Tapfer mussten einmal mehr Krypto-Investoren bleiben. Zeitweise fiel der Kurs des Bitcoin auf das Niveau von Anfang Februar. Inzwischen hat er sich etwas berappelt, doch seit Jahresbeginn haben Investoren fast 30 Prozent Minus zu verzeichnen.

Das aktuelle Minus liegt nach Einschätzung von Händlern daran, dass der Krypto-Händler Micronstrategy wieder einen Teil seiner Bitcoin-Bestände auf den Markt geworfen hat. Solche Verkäufe belasten nicht nur die Kurse, sondern werfen auch die Fragen auf: Warum?

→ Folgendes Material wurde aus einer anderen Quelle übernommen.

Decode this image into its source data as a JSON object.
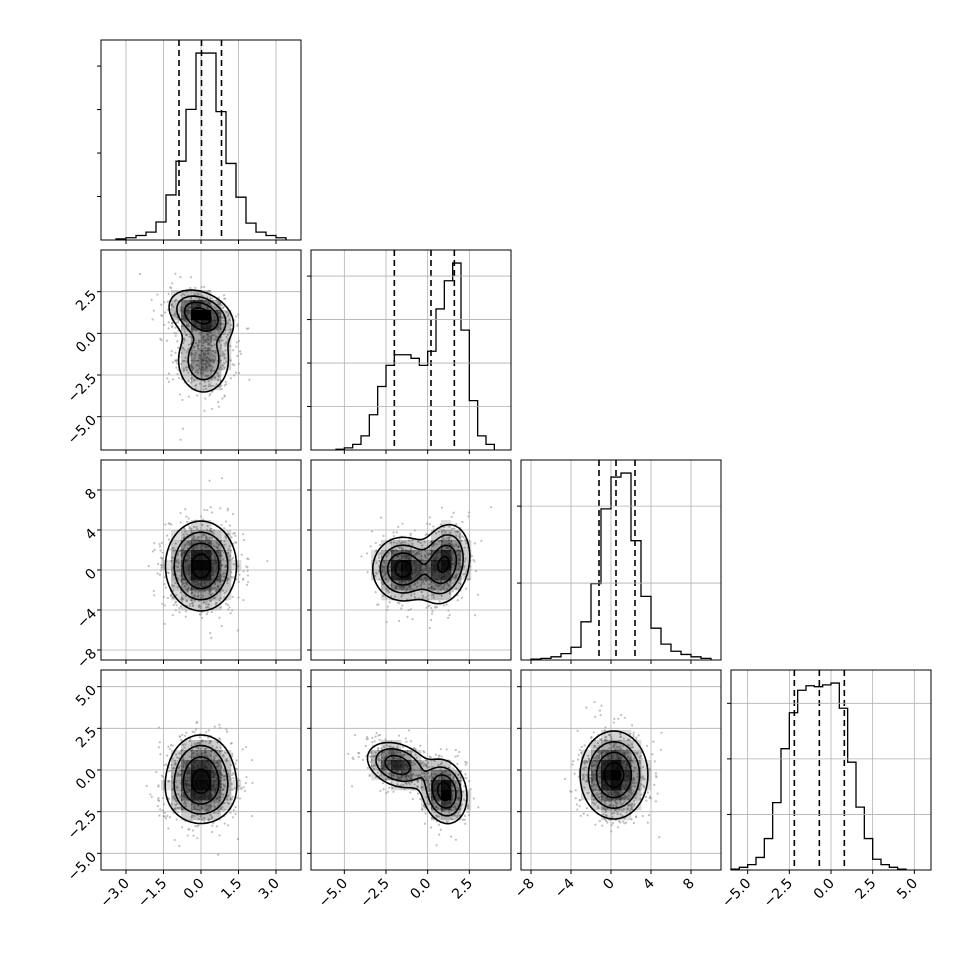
{
  "chart_data": {
    "type": "corner",
    "parameters": [
      {
        "range": [
          -4,
          4
        ],
        "ticks": [
          -3.0,
          -1.5,
          0.0,
          1.5,
          3.0
        ],
        "tick_labels": [
          "−3.0",
          "−1.5",
          "0.0",
          "1.5",
          "3.0"
        ],
        "quantiles": [
          -0.88,
          0.02,
          0.82
        ],
        "histogram": {
          "bin_edges": [
            -3.4,
            -3.0,
            -2.6,
            -2.2,
            -1.8,
            -1.4,
            -1.0,
            -0.6,
            -0.2,
            0.2,
            0.6,
            1.0,
            1.4,
            1.8,
            2.2,
            2.6,
            3.0,
            3.4
          ],
          "counts": [
            1,
            2,
            4,
            7,
            16,
            40,
            70,
            116,
            166,
            166,
            114,
            68,
            38,
            15,
            7,
            4,
            2
          ]
        }
      },
      {
        "range": [
          -7,
          5
        ],
        "ticks": [
          -5.0,
          -2.5,
          0.0,
          2.5
        ],
        "tick_labels": [
          "−5.0",
          "−2.5",
          "0.0",
          "2.5"
        ],
        "quantiles": [
          -2.0,
          0.2,
          1.6
        ],
        "histogram": {
          "bin_edges": [
            -5.5,
            -5.0,
            -4.5,
            -4.0,
            -3.5,
            -3.0,
            -2.5,
            -2.0,
            -1.5,
            -1.0,
            -0.5,
            0.0,
            0.5,
            1.0,
            1.5,
            2.0,
            2.5,
            3.0,
            3.5,
            4.0
          ],
          "counts": [
            1,
            3,
            8,
            20,
            50,
            90,
            120,
            135,
            135,
            130,
            120,
            140,
            200,
            240,
            265,
            170,
            70,
            20,
            8
          ]
        }
      },
      {
        "range": [
          -9,
          11
        ],
        "ticks": [
          -8,
          -4,
          0,
          4,
          8
        ],
        "tick_labels": [
          "−8",
          "−4",
          "0",
          "4",
          "8"
        ],
        "quantiles": [
          -1.2,
          0.5,
          2.4
        ],
        "histogram": {
          "bin_edges": [
            -8,
            -7,
            -6,
            -5,
            -4,
            -3,
            -2,
            -1,
            0,
            1,
            2,
            3,
            4,
            5,
            6,
            7,
            8,
            9,
            10
          ],
          "counts": [
            1,
            2,
            4,
            8,
            16,
            48,
            96,
            190,
            230,
            235,
            150,
            80,
            40,
            20,
            11,
            7,
            4,
            2
          ]
        }
      },
      {
        "range": [
          -6,
          6
        ],
        "ticks": [
          -5.0,
          -2.5,
          0.0,
          2.5,
          5.0
        ],
        "tick_labels": [
          "−5.0",
          "−2.5",
          "0.0",
          "2.5",
          "5.0"
        ],
        "quantiles": [
          -2.2,
          -0.7,
          0.8
        ],
        "histogram": {
          "bin_edges": [
            -6.0,
            -5.5,
            -5.0,
            -4.5,
            -4.0,
            -3.5,
            -3.0,
            -2.5,
            -2.0,
            -1.5,
            -1.0,
            -0.5,
            0.0,
            0.5,
            1.0,
            1.5,
            2.0,
            2.5,
            3.0,
            3.5,
            4.0,
            4.5
          ],
          "counts": [
            1,
            3,
            6,
            14,
            35,
            75,
            135,
            175,
            200,
            205,
            204,
            206,
            208,
            180,
            120,
            70,
            35,
            12,
            6,
            3,
            1
          ]
        }
      }
    ],
    "joint": [
      {
        "x_param": 0,
        "y_param": 1,
        "components": [
          {
            "weight": 0.55,
            "mean": [
              0.0,
              1.1
            ],
            "cov": [
              [
                0.4,
                -0.15
              ],
              [
                -0.15,
                0.55
              ]
            ]
          },
          {
            "weight": 0.45,
            "mean": [
              0.1,
              -1.6
            ],
            "cov": [
              [
                0.35,
                0.0
              ],
              [
                0.0,
                1.3
              ]
            ]
          }
        ]
      },
      {
        "x_param": 0,
        "y_param": 2,
        "components": [
          {
            "weight": 1.0,
            "mean": [
              0.0,
              0.4
            ],
            "cov": [
              [
                0.5,
                0.0
              ],
              [
                0.0,
                5.0
              ]
            ]
          }
        ]
      },
      {
        "x_param": 1,
        "y_param": 2,
        "components": [
          {
            "weight": 0.5,
            "mean": [
              -1.5,
              0.1
            ],
            "cov": [
              [
                0.8,
                0.0
              ],
              [
                0.0,
                2.5
              ]
            ]
          },
          {
            "weight": 0.5,
            "mean": [
              1.0,
              0.6
            ],
            "cov": [
              [
                0.6,
                0.3
              ],
              [
                0.3,
                4.0
              ]
            ]
          }
        ]
      },
      {
        "x_param": 0,
        "y_param": 3,
        "components": [
          {
            "weight": 0.45,
            "mean": [
              0.0,
              0.2
            ],
            "cov": [
              [
                0.45,
                0.0
              ],
              [
                0.0,
                1.2
              ]
            ]
          },
          {
            "weight": 0.55,
            "mean": [
              0.0,
              -1.3
            ],
            "cov": [
              [
                0.55,
                0.0
              ],
              [
                0.0,
                1.1
              ]
            ]
          }
        ]
      },
      {
        "x_param": 1,
        "y_param": 3,
        "components": [
          {
            "weight": 0.45,
            "mean": [
              -1.8,
              0.3
            ],
            "cov": [
              [
                0.9,
                -0.2
              ],
              [
                -0.2,
                0.5
              ]
            ]
          },
          {
            "weight": 0.55,
            "mean": [
              1.0,
              -1.3
            ],
            "cov": [
              [
                0.45,
                -0.1
              ],
              [
                -0.1,
                0.9
              ]
            ]
          }
        ]
      },
      {
        "x_param": 2,
        "y_param": 3,
        "components": [
          {
            "weight": 1.0,
            "mean": [
              0.3,
              -0.3
            ],
            "cov": [
              [
                2.8,
                0.0
              ],
              [
                0.0,
                1.7
              ]
            ]
          }
        ]
      }
    ],
    "contour_levels": [
      0.5,
      1.0,
      1.5,
      2.0
    ],
    "n_samples_shown": 900,
    "grid": true
  },
  "colors": {
    "lines": "#000000",
    "grid": "#b0b0b0",
    "points": "#8c8c8c",
    "density": "#000000"
  }
}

Und: Wer folgt als nächstes?

Indessen richten einige Investoren ihr Augenmerk bereits auf ein Großereignis der kommenden Woche: In den USA steht der vorläufig größte Börsengang der Geschichte bevor. SpaceX, das Raumfahrtunternehmen von Tech-Milliardär Elon Musk, will an die Börse. Anders als die meisten Unternehmen gibt es aber keine Spanne, zu denen Investoren sich zum Aktienkauf bereit erklären können. Vielmehr legt SpaceX den Preis direkt fest: Das Unternehmen strebt einen Ausgabepreis von 135 Dollar je Aktie an.

Damit könnte SpaceX 75 Milliarden Dollar durch den Börsengang einnehmen. Das Unternehmen würde damit zu fast 1,8 Billionen Dollar bewertet. Es wäre damit nach aktuellem Stand das achtwertvollste börsennotierte Unternehmen der Welt.